Most people want to avoid investing in projects that contribute to climate change, and would consider moving to another less-exposed provider, according to a survey commissioned by ClientEarth.
In an online poll of 2,005 people conducted by YouGov in July, just two-fifths were aware their pension funds or investments can be used to help fund fossil fuel projects like coal mines, oil wells and gas fields. Those aged between 18 and 24 were the most likely to be unaware, and when split into gender, 71% of women were unaware, while 50% of men were unaware.
Over half (55%) agreed with the statement that they ‘expect their pension or other investments to avoid fossil fuel projects that contribute to climate change', while 19% disagreed and 26% did not know.
That figure rose to 59% among 18- to 34-year-olds, while 14% disagreed and 27% were undecided. Among the 35- to 44-year-olds, 53% agreed with the statement, 18% disagreed and 29% did not know. Meanwhile, among the 55 plus age group, 55% agreed, 22% disagreed, and 23% were undecided.
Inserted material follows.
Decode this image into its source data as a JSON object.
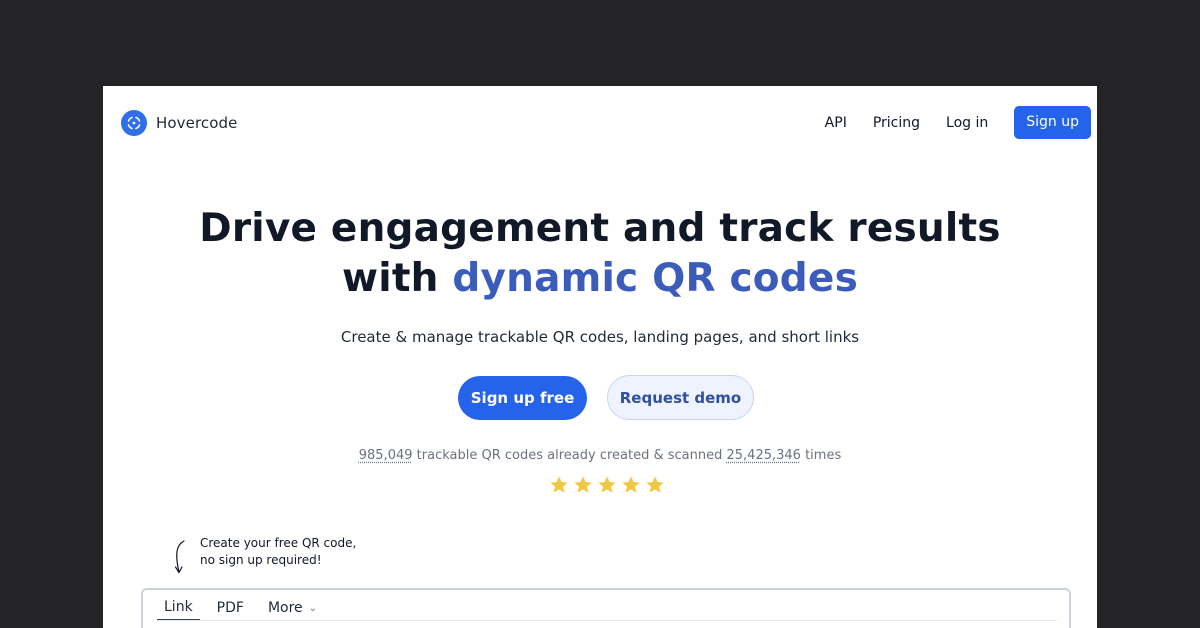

Across all age groups, exactly half said they would consider moving to another provider if they discovered they were investing in companies with significant exposure to fossil fuel projects, while 23% said no and 27% were unsure.
Again, the figures looked very different when split into age groups. Almost 60% of 18- to 34-year-olds would consider moving to another provider, 49% of 35- to 44-year-olds, and just 44% of the 55-plus age group.
Meanwhile, three-fifths of all respondents were interested in a pension fund or financial institution that considers the climate change impacts of companies they invest in, which rose to 66% for the 18- to 34-year-old group. Some 18% of all respondents were not interested, and this fell to 13% among 18- to 34-year-olds.
The respondents were informed of the Bank of England's recent warning that climate change will threaten the long-term prosperity of the economic system, and then asked if they would expect their pension fund to consider financial risk for future generations of pensioners. Some 54% agreed, 16% disagreed and 30% did not know.
However, results were more mixed when savers were asked whether they would be interested in a pension fund or financial institution that only considers maximising financial returns. Across all age groups, 37% were very interested, while 38% were not interested, and the remainder were undecided. Interestingly, in the 18- to 34-year-old group, more people (40%) would be ‘very interested' in a fund that only considers maximising returns than those who would not (35%), and 25% did not know. This was the other way round for the oldest group - the over-55s - of which 35% were interested, compared to 43% who were not.
ClientEarth climate lawyer Danielle Lawson said in a statement: "Most people questioned were not aware of the link between their pension and continued investment in fossil fuel and what this could mean for their future. Financial institutions, including pension funds, should be more transparent and engage with individuals so that they can make informed choices about how their money is used - as the Department for Work and Pensions recommended pension schemes do earlier this year.
"This is particularly important for younger people with defined contribution and contract-based pension schemes who will not draw their pensions for several decades and bear the financial risk of their scheme's continued support for fossil fuels in the meantime."